By Liam Dacko
Despite rumors to the contrary, the pattern of gastrointestinal illness seen on campus over the past two days is not related to food poisoning, according to Director of Communications and Media Relations Martin McGovern.
“There is no indication that there was food poisoning. Viral gastrointestinal illness is very common and spreads rapidly where people are in very close contact with each other,” McGovern said in an email to The Summit.
Students suffering from this illness, which has a 24 to 72 hour life cycle, are experiencing a variety of symptoms, including abrupt onset of nausea, vomiting, and diarrhea, McGovern said.
Health officials have yet to determine a cause for the virus, which has “no common theme,” McGovern said.
“We are working with state health officials to identify its source,” he said.
The College’s response to this outbreak includes “the direct care of our students, as well as advice on prevention and recuperation measures,” McGovern said.
Over the past two days, Health Services has treated 50 students.
“Today there is a noticeable dip in the number of students visiting or contacting Health Services,” McGovern said.
At the time of publication, 20 students had been transported to local hospitals Nov. 13.
Stonehill officials have collaborated with Compass Medical, a local urgent care facility, and Good Samaritan Hospital in Brockton to transport students.
“They both have been wonderful in treating our students who may require additional care,” McGovern said in a press release.
Additionally, the College Facilities staff has “enhanced their cleaning across campus, with a specific focus on any affected areas and shared common spaces,” according to an email sent by McGovern.
Although the virus has affected a large number of students, the College will not be closing.
“No athletic events have been cancelled and that schedule is business as usual.

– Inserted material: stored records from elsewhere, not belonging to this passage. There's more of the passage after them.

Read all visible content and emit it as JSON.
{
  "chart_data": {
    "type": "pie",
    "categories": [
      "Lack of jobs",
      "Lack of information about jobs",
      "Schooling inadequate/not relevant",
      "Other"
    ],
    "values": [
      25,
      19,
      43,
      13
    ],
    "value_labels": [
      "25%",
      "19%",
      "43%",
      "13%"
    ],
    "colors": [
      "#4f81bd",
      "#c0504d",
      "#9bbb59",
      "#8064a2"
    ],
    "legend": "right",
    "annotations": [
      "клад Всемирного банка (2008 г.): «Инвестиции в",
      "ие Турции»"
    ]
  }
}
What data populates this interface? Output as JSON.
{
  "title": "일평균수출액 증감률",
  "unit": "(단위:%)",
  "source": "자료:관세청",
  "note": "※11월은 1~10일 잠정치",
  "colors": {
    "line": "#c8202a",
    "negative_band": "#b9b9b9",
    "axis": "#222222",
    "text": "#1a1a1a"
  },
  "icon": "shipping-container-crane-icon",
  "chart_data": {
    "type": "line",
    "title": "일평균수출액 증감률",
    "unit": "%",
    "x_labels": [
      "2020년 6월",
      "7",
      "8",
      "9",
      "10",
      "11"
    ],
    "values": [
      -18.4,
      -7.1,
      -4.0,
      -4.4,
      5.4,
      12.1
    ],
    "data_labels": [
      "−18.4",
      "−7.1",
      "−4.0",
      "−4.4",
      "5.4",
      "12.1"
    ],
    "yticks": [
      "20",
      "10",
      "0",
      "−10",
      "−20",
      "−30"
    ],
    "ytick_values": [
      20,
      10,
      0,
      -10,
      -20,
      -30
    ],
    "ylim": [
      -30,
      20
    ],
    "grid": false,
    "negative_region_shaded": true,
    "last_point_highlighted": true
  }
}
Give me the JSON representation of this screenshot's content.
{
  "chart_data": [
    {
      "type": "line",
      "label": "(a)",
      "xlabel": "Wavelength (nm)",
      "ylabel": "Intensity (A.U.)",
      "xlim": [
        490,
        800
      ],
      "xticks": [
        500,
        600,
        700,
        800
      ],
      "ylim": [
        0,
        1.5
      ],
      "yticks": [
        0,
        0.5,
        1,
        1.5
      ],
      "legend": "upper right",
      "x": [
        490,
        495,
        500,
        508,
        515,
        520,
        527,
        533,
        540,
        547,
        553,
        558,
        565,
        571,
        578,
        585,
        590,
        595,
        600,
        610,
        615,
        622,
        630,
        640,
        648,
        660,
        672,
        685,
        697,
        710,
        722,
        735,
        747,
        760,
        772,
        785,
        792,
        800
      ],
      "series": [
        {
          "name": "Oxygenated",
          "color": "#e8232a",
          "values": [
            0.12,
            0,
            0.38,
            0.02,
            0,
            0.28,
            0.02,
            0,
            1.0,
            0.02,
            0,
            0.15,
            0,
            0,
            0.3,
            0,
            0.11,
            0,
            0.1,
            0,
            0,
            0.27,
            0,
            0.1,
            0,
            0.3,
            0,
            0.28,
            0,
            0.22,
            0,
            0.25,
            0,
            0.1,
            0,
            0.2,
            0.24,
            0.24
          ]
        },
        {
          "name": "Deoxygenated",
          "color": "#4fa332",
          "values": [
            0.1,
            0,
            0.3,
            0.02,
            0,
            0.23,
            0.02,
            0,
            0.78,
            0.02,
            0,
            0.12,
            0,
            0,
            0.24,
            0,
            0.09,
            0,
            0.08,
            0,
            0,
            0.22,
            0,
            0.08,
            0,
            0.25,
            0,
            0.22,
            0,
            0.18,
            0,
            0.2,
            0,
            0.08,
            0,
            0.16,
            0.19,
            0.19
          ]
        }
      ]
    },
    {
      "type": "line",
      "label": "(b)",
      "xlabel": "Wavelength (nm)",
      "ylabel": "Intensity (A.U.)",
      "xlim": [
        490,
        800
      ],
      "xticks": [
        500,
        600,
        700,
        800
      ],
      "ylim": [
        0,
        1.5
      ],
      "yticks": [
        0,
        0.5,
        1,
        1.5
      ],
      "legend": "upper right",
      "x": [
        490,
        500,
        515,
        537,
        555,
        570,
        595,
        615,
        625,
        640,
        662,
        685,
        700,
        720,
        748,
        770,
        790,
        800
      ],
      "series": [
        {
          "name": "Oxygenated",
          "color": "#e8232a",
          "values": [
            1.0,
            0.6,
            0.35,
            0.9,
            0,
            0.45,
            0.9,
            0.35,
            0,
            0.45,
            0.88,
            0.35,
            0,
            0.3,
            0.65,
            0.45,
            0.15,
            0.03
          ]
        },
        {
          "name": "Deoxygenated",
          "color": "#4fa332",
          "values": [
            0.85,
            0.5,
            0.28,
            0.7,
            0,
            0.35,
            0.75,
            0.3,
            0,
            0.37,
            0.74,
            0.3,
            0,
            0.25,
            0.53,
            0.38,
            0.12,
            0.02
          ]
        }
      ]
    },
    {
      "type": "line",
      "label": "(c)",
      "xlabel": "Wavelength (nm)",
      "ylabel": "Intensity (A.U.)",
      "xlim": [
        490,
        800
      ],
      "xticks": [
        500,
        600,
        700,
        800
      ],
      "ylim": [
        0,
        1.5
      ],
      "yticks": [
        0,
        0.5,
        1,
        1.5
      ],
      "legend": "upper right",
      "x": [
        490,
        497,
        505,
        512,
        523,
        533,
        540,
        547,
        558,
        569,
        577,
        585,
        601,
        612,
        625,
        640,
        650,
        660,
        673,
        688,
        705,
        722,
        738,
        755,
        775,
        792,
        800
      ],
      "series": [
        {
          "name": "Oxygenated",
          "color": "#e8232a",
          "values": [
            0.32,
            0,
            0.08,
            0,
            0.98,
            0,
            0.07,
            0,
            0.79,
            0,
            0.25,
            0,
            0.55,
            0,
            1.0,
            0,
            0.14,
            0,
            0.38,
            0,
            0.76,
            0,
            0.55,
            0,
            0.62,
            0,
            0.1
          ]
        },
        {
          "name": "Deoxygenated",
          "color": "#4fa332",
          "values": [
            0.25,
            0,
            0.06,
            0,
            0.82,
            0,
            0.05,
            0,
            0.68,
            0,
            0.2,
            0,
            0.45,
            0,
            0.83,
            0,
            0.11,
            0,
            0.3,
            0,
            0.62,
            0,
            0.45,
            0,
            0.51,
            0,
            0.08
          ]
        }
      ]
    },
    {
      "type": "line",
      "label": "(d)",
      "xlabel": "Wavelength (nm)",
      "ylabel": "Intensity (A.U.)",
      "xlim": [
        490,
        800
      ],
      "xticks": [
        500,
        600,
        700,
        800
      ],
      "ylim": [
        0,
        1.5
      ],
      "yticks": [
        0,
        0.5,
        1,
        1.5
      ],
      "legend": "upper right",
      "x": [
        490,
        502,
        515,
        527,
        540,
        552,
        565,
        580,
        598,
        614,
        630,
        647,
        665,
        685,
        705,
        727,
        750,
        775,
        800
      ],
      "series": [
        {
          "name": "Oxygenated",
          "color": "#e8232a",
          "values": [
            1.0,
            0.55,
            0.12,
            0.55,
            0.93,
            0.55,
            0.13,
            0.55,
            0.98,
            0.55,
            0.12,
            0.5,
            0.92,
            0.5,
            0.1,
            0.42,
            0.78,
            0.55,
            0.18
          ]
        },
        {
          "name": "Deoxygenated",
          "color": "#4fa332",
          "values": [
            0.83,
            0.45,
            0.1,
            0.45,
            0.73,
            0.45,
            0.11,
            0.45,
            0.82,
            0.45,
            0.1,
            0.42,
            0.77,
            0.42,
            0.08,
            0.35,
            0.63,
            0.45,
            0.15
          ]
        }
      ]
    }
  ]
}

The College has not cancelled classes. However, in some instances, individual professors have offered students online or video classes,” McGovern said.
In a Community Update sent via email Nov. 13, Director of Health Services Maria Sullivan cautioned the community to be mindful of hygiene in the wake of the virus.
“We cannot stress it enough, wash your hands regularly and avoid touching your face or mouth. Please note that the best approach is to wash your hands vigorously with warm water and soap. Also over the weekend, we suggest that you avoid being in big group gatherings as the virus is easily transmitted in such crowded environments.” Sullivan said.